When last I posted in late October, I had committed to writing materials for the year for a women's faith-sharing group and knew that I wouldn't have a lot of time to maintain a blog but I still thought that I could spend some time on it. But I also didn't realize that I was expecting. Although I didn't have many complications during the pregnancy, I felt awful the entire time. I have never known a whole-body exhaustion like I experienced with this pregnancy. Chalk it up to my 'advanced maternal age' I guess. But the moment that she was born, I felt instantly better.
Now she is a happy, and very doted-on, two-month-old. Here she is with her big sister.
Perhaps it was part of God's will that I take some time off, focus on the pregnancy, and get back to writing when I felt like writing or perhaps it was just my old body telling me to rest. In any case, I've labeled that time as 'The Lost Year.' Not that it was squandered, but many days I felt like it was just an effort to get the necessary chores for the day done. My wonderful husband was there to pitch in wherever I needed him, especially playing Dad and Mom at times to the other children. I am thankful to feel much better now albeit tired. I have a two-month-old after all!
Just a few more pictures of my little princess: Here is our family at her christening. My favorite deacon did not perform the baptism. We asked our pastor to do the honors. While he could have baptized, several priests who we consulted suggested that he would be performing two functions (as a deacon and as a father) and therefore he really should function only as 'the Dad.'
Yes, we are a busy household here. My oldest two are in college and living at home! My son has a 44 mile commute on the days that he has class and thankfully my daughter's commute is less. But we actually have five cars here now and between the college kids, the high school kid and the elementary kids, our house is always hopping.
Of course, this is the child that everyone pauses to kiss before heading out.
Entering the baby stage again, I noticed a few things of late. Because I'm no stranger to this whole gig, I chuckle at the comments from strangers and certainly don't allow them to fluster me like they did when I was younger.

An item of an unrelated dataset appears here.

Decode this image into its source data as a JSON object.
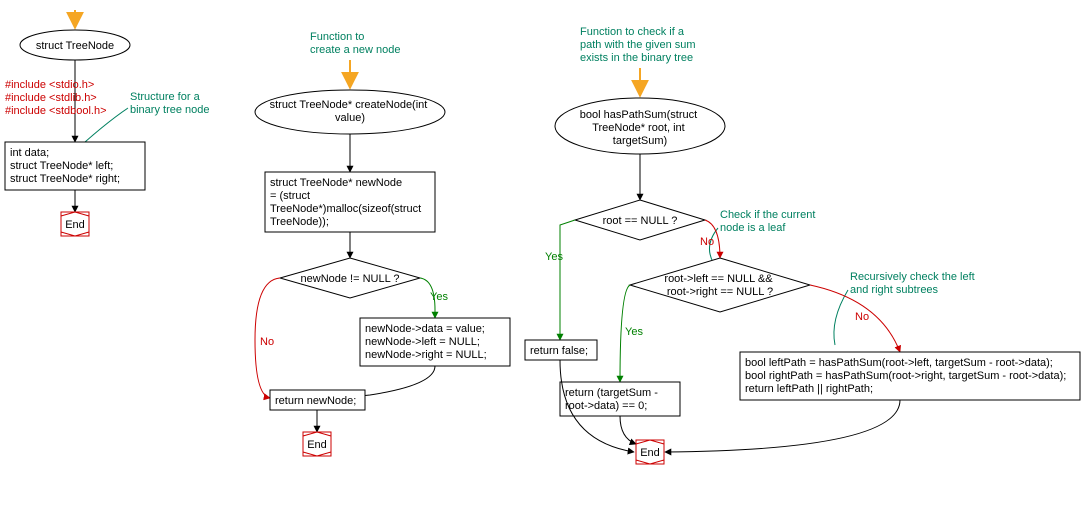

Three observations that I've noticed as a veteran and mom of many:
1. Because I am so OLD or at least perceived to be reaching crypt-keeper status, I can't tell you how many people would ask me, "How old are you?" when I was pregnant. I don't remember anyone ever asking that with any of my previous pregnancies. I guess knowing that I had kids that were college-age piqued their curiosity, maybe they thought that the answer should fall under "Right to Know" laws, or maybe they thought I was trying to get in the Guiness Book of World Records. I don't know, but it did surprise me. Since the rest of western Pennsylvania has already asked me that question, there's no reason to keep it a secret, I'm 45...almost 46. Oh, and when they ask if this is my last one, I usually say probably, although my doctor told me, right after she delivered my baby, that her friend was born to his mother when she was 50. So who knows, maybe I'll make that World Record yet.
2. Okay this has been addressed to my husband more than me, but still... We have been asked if all of our kids have the same mother/same father. At my husband's place of employment, they were even betting how many wives he has had. We have a 21 year span between our oldest and our youngest so I guess that I kind of understand but I didn't have my first until two years after I graduated college, it wasn't like I started at 15! But it really is a sad commentary of our society when an intact family with children spanning many years is the exception.
3. This is an observation that most moms will notice...having a baby means that that everyone has the right to give you unsolicited advice or tell you how to handle your baby. Perfect strangers in the store will chastise you if your baby is crying, fussing, sleeping, pooping, you name it. Even well-meaning relatives, who haven't raised a child in decades, will tell you what you're doing wrong. The difference between me now and my younger self? The me of then would have to leave the room crying. The me of now simply smiles and thanks them. Although sometimes I'll add that I'm the mother of six and that usually quiets them pretty fast.